FIG. 2 is a flowchart showing a learning algorithm related to the parallel combination type RNN shown in FIG.

FIG. 3 is a waveform diagram showing a relationship between a teacher signal and an output signal related to the first-stage unit of the parallel coupling type RNN shown in FIG.

FIG. 4 is a waveform diagram showing a relationship between a teacher signal and an output signal related to the second-stage unit of the parallel coupling type RNN shown in FIG.

5 is a waveform diagram showing a relationship between a teacher signal and an output signal related to the third-stage unit of the parallel-coupling type RNN shown in FIG.

6 is a diagram showing a relationship between a synthesized waveform and an original waveform according to the parallel-coupled RNN shown in FIG.

FIG. 7 is a diagram showing a unit configuration in a conventional RNN.

FIG. 8 is a diagram showing a basic configuration of a conventional fully-coupled RNN.
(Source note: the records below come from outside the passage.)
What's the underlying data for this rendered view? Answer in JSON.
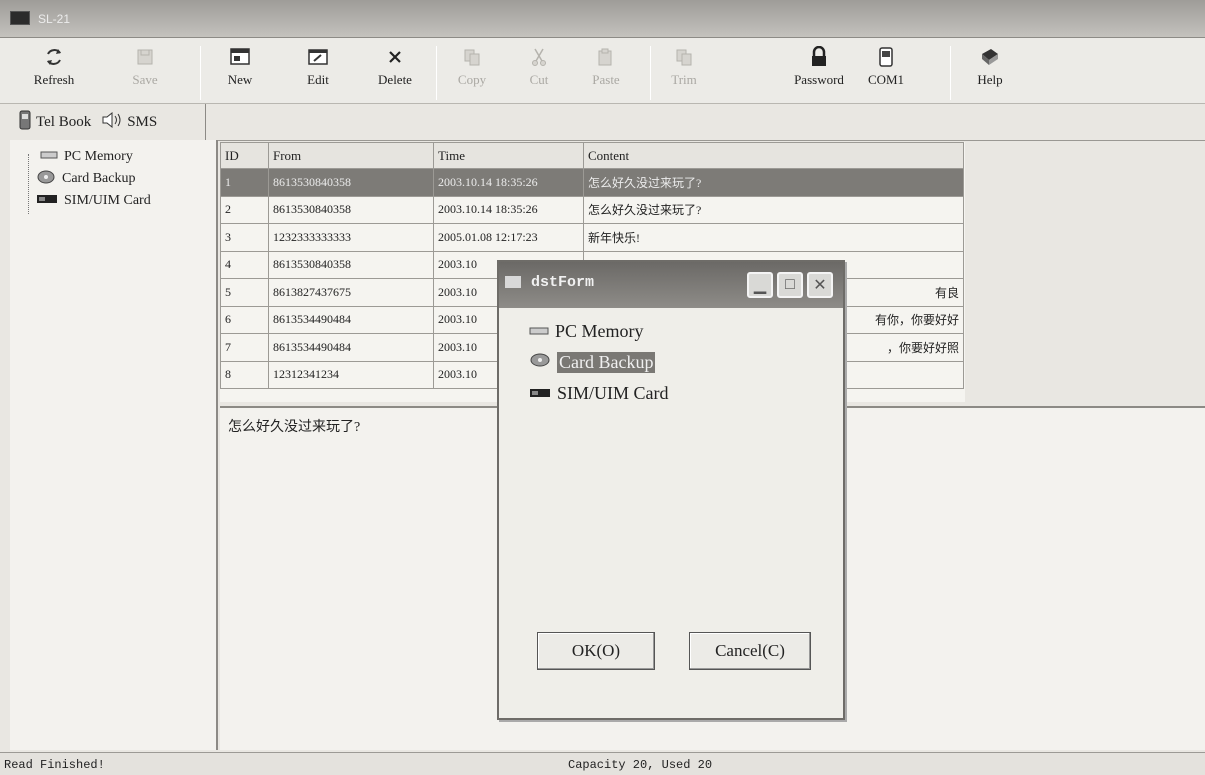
{
  "window": {
    "title": "SL-21"
  },
  "toolbar": {
    "refresh": "Refresh",
    "save": "Save",
    "new": "New",
    "edit": "Edit",
    "delete": "Delete",
    "copy": "Copy",
    "cut": "Cut",
    "paste": "Paste",
    "trim": "Trim",
    "password": "Password",
    "com": "COM1",
    "help": "Help"
  },
  "tabs": {
    "telbook": "Tel Book",
    "sms": "SMS"
  },
  "tree": {
    "pc_memory": "PC Memory",
    "card_backup": "Card Backup",
    "sim_card": "SIM/UIM Card"
  },
  "table": {
    "headers": {
      "id": "ID",
      "from": "From",
      "time": "Time",
      "content": "Content"
    },
    "rows": [
      {
        "id": "1",
        "from": "8613530840358",
        "time": "2003.10.14 18:35:26",
        "content": "怎么好久没过来玩了?"
      },
      {
        "id": "2",
        "from": "8613530840358",
        "time": "2003.10.14 18:35:26",
        "content": "怎么好久没过来玩了?"
      },
      {
        "id": "3",
        "from": "1232333333333",
        "time": "2005.01.08 12:17:23",
        "content": "新年快乐!"
      },
      {
        "id": "4",
        "from": "8613530840358",
        "time": "2003.10",
        "content": ""
      },
      {
        "id": "5",
        "from": "8613827437675",
        "time": "2003.10",
        "content": "有良"
      },
      {
        "id": "6",
        "from": "8613534490484",
        "time": "2003.10",
        "content": "有你，你要好好"
      },
      {
        "id": "7",
        "from": "8613534490484",
        "time": "2003.10",
        "content": "，你要好好照"
      },
      {
        "id": "8",
        "from": "12312341234",
        "time": "2003.10",
        "content": ""
      }
    ]
  },
  "preview": {
    "text": "怎么好久没过来玩了?"
  },
  "status": {
    "left": "Read Finished!",
    "center": "Capacity 20, Used 20"
  },
  "dialog": {
    "title": "dstForm",
    "items": {
      "pc_memory": "PC Memory",
      "card_backup": "Card Backup",
      "sim_card": "SIM/UIM Card"
    },
    "ok": "OK(O)",
    "cancel": "Cancel(C)"
  }
}
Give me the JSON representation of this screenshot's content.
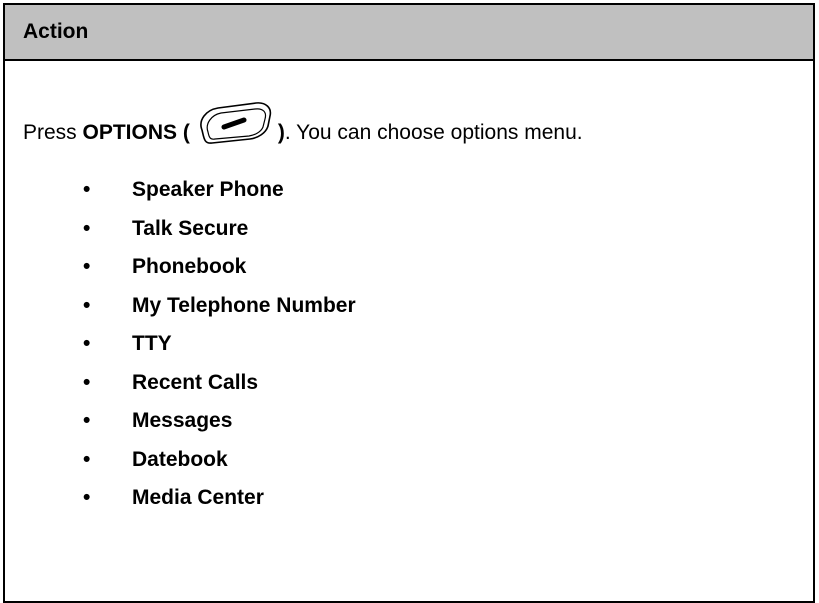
{
  "table": {
    "header": "Action"
  },
  "instruction": {
    "prefix": "Press ",
    "key_name": "OPTIONS (",
    "key_close": ")",
    "suffix": ". You can choose options menu.",
    "key_icon": "options-key-icon"
  },
  "options_menu": {
    "bullet": "•",
    "items": [
      "Speaker Phone",
      "Talk Secure",
      "Phonebook",
      "My Telephone Number",
      "TTY",
      "Recent Calls",
      "Messages",
      "Datebook",
      "Media Center"
    ]
  }
}
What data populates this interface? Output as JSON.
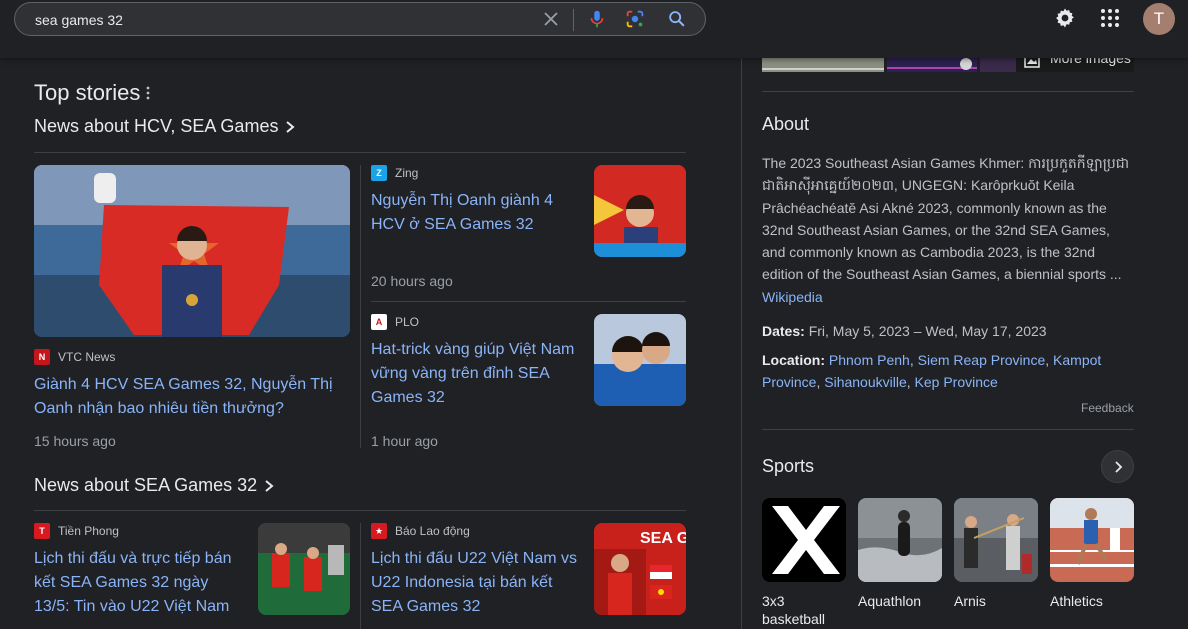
{
  "search": {
    "query": "sea games 32"
  },
  "account": {
    "avatar_letter": "T"
  },
  "top_stories": {
    "title": "Top stories",
    "section1": {
      "heading": "News about HCV, SEA Games",
      "main": {
        "source": "VTC News",
        "headline": "Giành 4 HCV SEA Games 32, Nguyễn Thị Oanh nhận bao nhiêu tiền thưởng?",
        "time": "15 hours ago"
      },
      "story2": {
        "source": "Zing",
        "headline": "Nguyễn Thị Oanh giành 4 HCV ở SEA Games 32",
        "time": "20 hours ago"
      },
      "story3": {
        "source": "PLO",
        "headline": "Hat-trick vàng giúp Việt Nam vững vàng trên đỉnh SEA Games 32",
        "time": "1 hour ago"
      }
    },
    "section2": {
      "heading": "News about SEA Games 32",
      "story1": {
        "source": "Tiền Phong",
        "headline": "Lịch thi đấu và trực tiếp bán kết SEA Games 32 ngày 13/5: Tin vào U22 Việt Nam"
      },
      "story2": {
        "source": "Báo Lao động",
        "headline": "Lịch thi đấu U22 Việt Nam vs U22 Indonesia tại bán kết SEA Games 32"
      }
    }
  },
  "knowledge_panel": {
    "more_images": "More images",
    "about": {
      "title": "About",
      "text": "The 2023 Southeast Asian Games Khmer: ការប្រកួតកីឡាប្រជាជាតិអាស៊ីអាគ្នេយ៍២០២៣, UNGEGN: Karôprkuŏt Keila Prâchéachéatĕ Asi Akné 2023, commonly known as the 32nd Southeast Asian Games, or the 32nd SEA Games, and commonly known as Cambodia 2023, is the 32nd edition of the Southeast Asian Games, a biennial sports ...",
      "source_link": "Wikipedia"
    },
    "dates": {
      "label": "Dates:",
      "value": "Fri, May 5, 2023 – Wed, May 17, 2023"
    },
    "location": {
      "label": "Location:",
      "places": [
        "Phnom Penh",
        "Siem Reap Province",
        "Kampot Province",
        "Sihanoukville",
        "Kep Province"
      ]
    },
    "feedback": "Feedback",
    "sports": {
      "title": "Sports",
      "items": [
        {
          "label": "3x3 basketball"
        },
        {
          "label": "Aquathlon"
        },
        {
          "label": "Arnis"
        },
        {
          "label": "Athletics"
        }
      ]
    }
  }
}
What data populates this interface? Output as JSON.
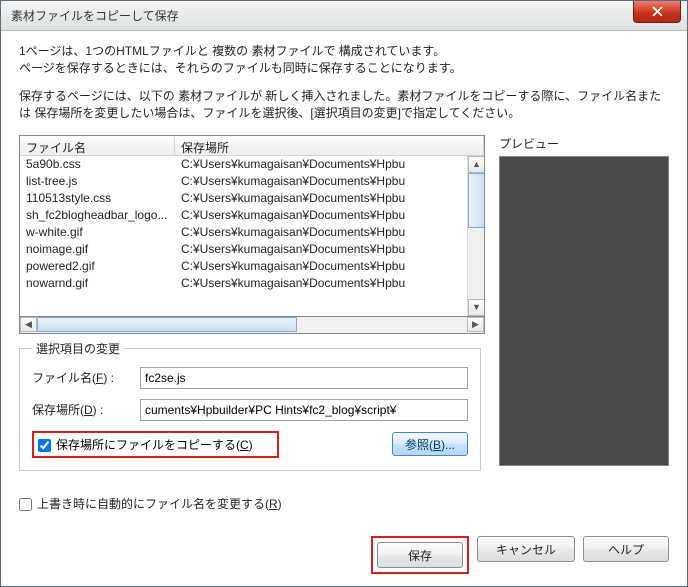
{
  "titlebar": {
    "title": "素材ファイルをコピーして保存"
  },
  "intro": {
    "line1": "1ページは、1つのHTMLファイルと 複数の 素材ファイルで 構成されています。",
    "line2": "ページを保存するときには、それらのファイルも同時に保存することになります。"
  },
  "desc": "保存するページには、以下の 素材ファイルが 新しく挿入されました。素材ファイルをコピーする際に、ファイル名または 保存場所を変更したい場合は、ファイルを選択後、[選択項目の変更]で指定してください。",
  "table": {
    "headers": {
      "name": "ファイル名",
      "location": "保存場所"
    },
    "rows": [
      {
        "name": "5a90b.css",
        "location": "C:¥Users¥kumagaisan¥Documents¥Hpbu"
      },
      {
        "name": "list-tree.js",
        "location": "C:¥Users¥kumagaisan¥Documents¥Hpbu"
      },
      {
        "name": "110513style.css",
        "location": "C:¥Users¥kumagaisan¥Documents¥Hpbu"
      },
      {
        "name": "sh_fc2blogheadbar_logo...",
        "location": "C:¥Users¥kumagaisan¥Documents¥Hpbu"
      },
      {
        "name": "w-white.gif",
        "location": "C:¥Users¥kumagaisan¥Documents¥Hpbu"
      },
      {
        "name": "noimage.gif",
        "location": "C:¥Users¥kumagaisan¥Documents¥Hpbu"
      },
      {
        "name": "powered2.gif",
        "location": "C:¥Users¥kumagaisan¥Documents¥Hpbu"
      },
      {
        "name": "nowarnd.gif",
        "location": "C:¥Users¥kumagaisan¥Documents¥Hpbu"
      }
    ]
  },
  "preview": {
    "label": "プレビュー"
  },
  "change": {
    "legend": "選択項目の変更",
    "filename_label_pre": "ファイル名(",
    "filename_label_key": "F",
    "filename_label_post": ") :",
    "filename_value": "fc2se.js",
    "location_label_pre": "保存場所(",
    "location_label_key": "D",
    "location_label_post": ") :",
    "location_value": "cuments¥Hpbuilder¥PC Hints¥fc2_blog¥script¥",
    "copy_checkbox_pre": "保存場所にファイルをコピーする(",
    "copy_checkbox_key": "C",
    "copy_checkbox_post": ")",
    "browse_pre": "参照(",
    "browse_key": "B",
    "browse_post": ")..."
  },
  "auto_rename": {
    "pre": "上書き時に自動的にファイル名を変更する(",
    "key": "R",
    "post": ")"
  },
  "buttons": {
    "save": "保存",
    "cancel": "キャンセル",
    "help": "ヘルプ"
  }
}
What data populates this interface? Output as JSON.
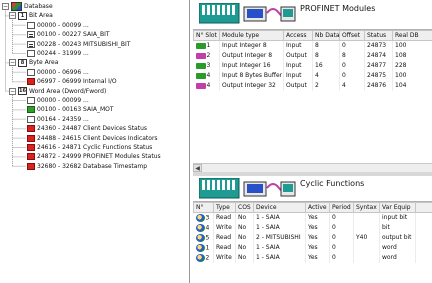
{
  "tree": {
    "root": "Database",
    "items": [
      {
        "label": "Bit Area",
        "kind": "group",
        "icon": "bit-area-icon"
      },
      {
        "label": "00000 - 00099 ...",
        "kind": "empty"
      },
      {
        "label": "00100 - 00227 SAIA_BIT",
        "kind": "bits"
      },
      {
        "label": "00228 - 00243 MITSUBISHI_BIT",
        "kind": "bits"
      },
      {
        "label": "00244 - 31999 ...",
        "kind": "empty"
      },
      {
        "label": "Byte Area",
        "kind": "group",
        "icon": "byte-area-icon"
      },
      {
        "label": "00000 - 06996 ...",
        "kind": "empty"
      },
      {
        "label": "06997 - 06999 Internal I/O",
        "kind": "red"
      },
      {
        "label": "Word Area (Dword/Fword)",
        "kind": "group",
        "icon": "word-area-icon"
      },
      {
        "label": "00000 - 00099 ...",
        "kind": "empty"
      },
      {
        "label": "00100 - 00163 SAIA_MOT",
        "kind": "green"
      },
      {
        "label": "00164 - 24359 ...",
        "kind": "empty"
      },
      {
        "label": "24360 - 24487 Client Devices Status",
        "kind": "red"
      },
      {
        "label": "24488 - 24615 Client Devices Indicators",
        "kind": "red"
      },
      {
        "label": "24616 - 24871 Cyclic Functions Status",
        "kind": "red"
      },
      {
        "label": "24872 - 24999 PROFINET Modules Status",
        "kind": "red"
      },
      {
        "label": "32680 - 32682 Database Timestamp",
        "kind": "red"
      }
    ],
    "group_glyphs": [
      "1",
      "8",
      "16"
    ]
  },
  "modules": {
    "title": "PROFINET Modules",
    "columns": [
      "N° Slot",
      "Module type",
      "Access",
      "Nb Data",
      "Offset",
      "Status",
      "Real DB"
    ],
    "rows": [
      [
        "1",
        "Input Integer 8",
        "Input",
        "8",
        "0",
        "24873",
        "100"
      ],
      [
        "2",
        "Output Integer 8",
        "Output",
        "8",
        "8",
        "24874",
        "108"
      ],
      [
        "3",
        "Input Integer 16",
        "Input",
        "16",
        "0",
        "24877",
        "228"
      ],
      [
        "4",
        "Input 8 Bytes Buffer",
        "Input",
        "4",
        "0",
        "24875",
        "100"
      ],
      [
        "4",
        "Output Integer 32",
        "Output",
        "2",
        "4",
        "24876",
        "104"
      ]
    ],
    "row_colors": [
      "#2a9a2a",
      "#c23ea8",
      "#2a9a2a",
      "#2a9a2a",
      "#c23ea8"
    ]
  },
  "cyclic": {
    "title": "Cyclic Functions",
    "columns": [
      "N°",
      "Type",
      "COS",
      "Device",
      "Active",
      "Period",
      "Syntax",
      "Var Equip",
      ""
    ],
    "rows": [
      [
        "3",
        "Read",
        "No",
        "1 - SAIA",
        "Yes",
        "0",
        "",
        "input bit",
        ""
      ],
      [
        "4",
        "Write",
        "No",
        "1 - SAIA",
        "Yes",
        "0",
        "",
        "bit",
        ""
      ],
      [
        "5",
        "Read",
        "No",
        "2 - MITSUBISHI",
        "Yes",
        "0",
        "Y40",
        "output bit",
        ""
      ],
      [
        "1",
        "Read",
        "No",
        "1 - SAIA",
        "Yes",
        "0",
        "",
        "word",
        ""
      ],
      [
        "2",
        "Write",
        "No",
        "1 - SAIA",
        "Yes",
        "0",
        "",
        "word",
        ""
      ]
    ]
  },
  "colors": {
    "selection_blue": "#2850c8",
    "status_red": "#d8231f",
    "status_green": "#2f9e2a",
    "read_module": "#2a9a2a",
    "write_module": "#c23ea8"
  }
}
FIG. 9 is a diagram showing a basic configuration of a conventional fully-coupled RNN (also applicable to the present invention).

[Explanation of symbols]

 P1, P2, P3 data access terminals

Claims (2)

[Claims] 1. A learning of a parallel connection type recurrent neural network which is constructed by connecting a plurality of units including a plurality of output neurones to be completely connected in parallel in parallel and which uses an error backpropagation method as a learning rule. The error backpropagation method is based on a state equation of a fully-coupled recurrent neural network, and in the initial state, outputs an output signal of a first-stage unit of the plurality of units and an input teacher signal. And the window width of the teacher data referred to in the unit of the second stage is changed to form the initial point, and in the progressing state, it operates from the initial point and shifts to the next stage in each stage. According to a predetermined evaluation function is performed when the evaluation function is less than a predetermined evaluation value. Practice method. 2. A parallel-type recurrent neural network which is configured by connecting a plurality of units, each of which is a complete combination of a plurality of neurons including an output neuro, in parallel, and which uses an error back-propagation method as a learning rule. network.